Nos últimos 10 anos, a crise do transporte público em Campo Grande, administrado pelo Consórcio Guaicurus, tem sido marcada por denúncias, tentativas frustradas de investigações legislativas e um declínio na qualidade dos serviços prestados. O sistema, que deveria ser uma solução de mobilidade urbana, tornou-se sinônimo de reclamações, abandono por parte dos usuários e disputas judiciais.
Apesar de sete tentativas de instaurar Comissões Parlamentares de Inquérito (CPIs) na Câmara Municipal para investigar o Consórcio, nenhuma foi levada adiante. Ao mesmo tempo, a Justiça lida com casos que expõem a precariedade do serviço, como o acidente que deixou uma passageira com sequelas permanentes, e especialistas criticam o modelo de gestão.
Desde 2013, vereadores têm proposto CPIs para investigar o contrato e os serviços do Consórcio Guaicurus, responsável pelo transporte público desde 2012. No entanto, todas as propostas foram arquivadas ou engavetadas por articulações políticas, mesmo quando atingiram o número mínimo de assinaturas necessário para sua abertura.
Em 2015, a possibilidade de uma investigação surgiu após a tarifa ser reajustada de R$ 3 para R$ 3,25, apesar de a concessionária ter isenção fiscal. Mas a proposta não avançou. Em 2016, denúncias de superlotação e falta de manutenção da frota não resultaram em medidas concretas. Em 2019, protestos de passageiros e suspeitas de direcionamento na licitação que favoreceu o Consórcio motivaram novas propostas de CPI, mas, novamente, os pedidos não tiveram apoio suficiente.

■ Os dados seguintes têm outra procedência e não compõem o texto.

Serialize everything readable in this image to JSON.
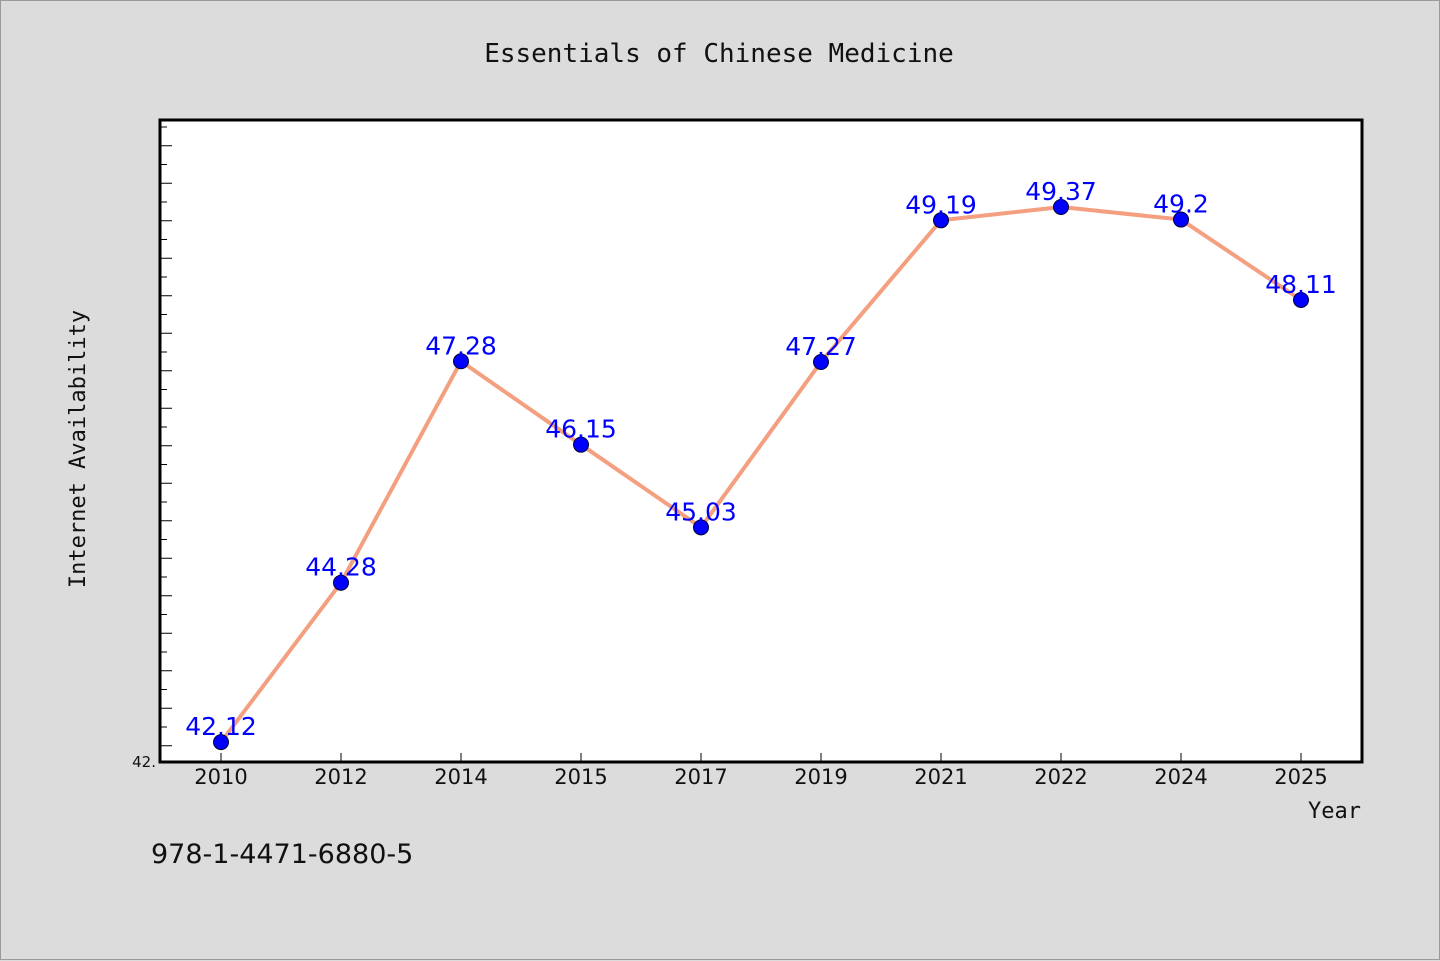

A última tentativa relevante ocorreu em 2022, quando o vereador André Luis apresentou um requerimento para investigar o Consórcio por problemas como frota sucateada, tarifas altas e falta de acessibilidade. Embora tenha obtido apoio inicial, o pedido foi arquivado e substituído pela criação de uma Comissão Permanente de Mobilidade Urbana, considerada por críticos como insuficiente para resolver os problemas estruturais do transporte.
O descaso com o serviço prestado tem impactado diretamente a população. Dados mostram que, desde 2012, mais de 14 mil passageiros abandonaram o transporte público em Campo Grande, cansados de enfrentar superlotação, atrasos e veículos sucateados. De 2017 a 2019, o Consórcio retirou 35 ônibus de circulação, reduzindo ainda mais a oferta de transporte, enquanto pressionava por reajustes tarifários.
Atualmente, a frota disponível é inferior à de anos anteriores, e moradores denunciam que linhas e horários cortados durante a pandemia de Covid-19 ainda não foram restabelecidos. Especialistas apontam que a falta de investimentos em qualidade tem afugentado os usuários, criando um ciclo de perdas financeiras para o sistema e insatisfação para a população.
A crise no transporte público também se reflete em casos graves como o de uma passageira que ficou com sequelas permanentes após cair no vão entre o ônibus e a plataforma do Terminal General Osório, em 2020. A auxiliar de serviços gerais passou por cirurgia para implantar uma placa com parafusos no tornozelo e ainda sofre limitações físicas severas.
Apesar de a perícia confirmar que as sequelas estão diretamente relacionadas ao acidente, o Consórcio Guaicurus tenta negar responsabilidade no processo e busca reverter a indenização pedida pela vítima, que inclui R$ 40 mil por danos morais e R$ 50 mil por danos estéticos. O julgamento do caso está marcado para março deste ano.
Especialistas em mobilidade urbana criticam o modelo de gestão adotado em Campo Grande. O foco exclusivo em obras de infraestrutura, como os corredores de ônibus, deixa de lado a qualidade do serviço e prejudica diretamente os passageiros.
Além disso, a pressão constante por reajustes tarifários gera conflitos judiciais e agrava a insatisfação popular. Recentemente, o Consórcio tentou aumentar a tarifa técnica de R$ 5,95 para R$ 7,79, mas a Justiça negou o pedido, determinando que a Prefeitura recalculasse os valores.
A crise do transporte público em Campo Grande expõe não apenas a ineficiência do Consórcio Guaicurus, mas também a falta de ação política para resolver os problemas estruturais do sistema. Com tentativas de investigação frustradas, abandono do serviço por milhares de usuários e um modelo de gestão criticado, o futuro do transporte coletivo na capital segue incerto.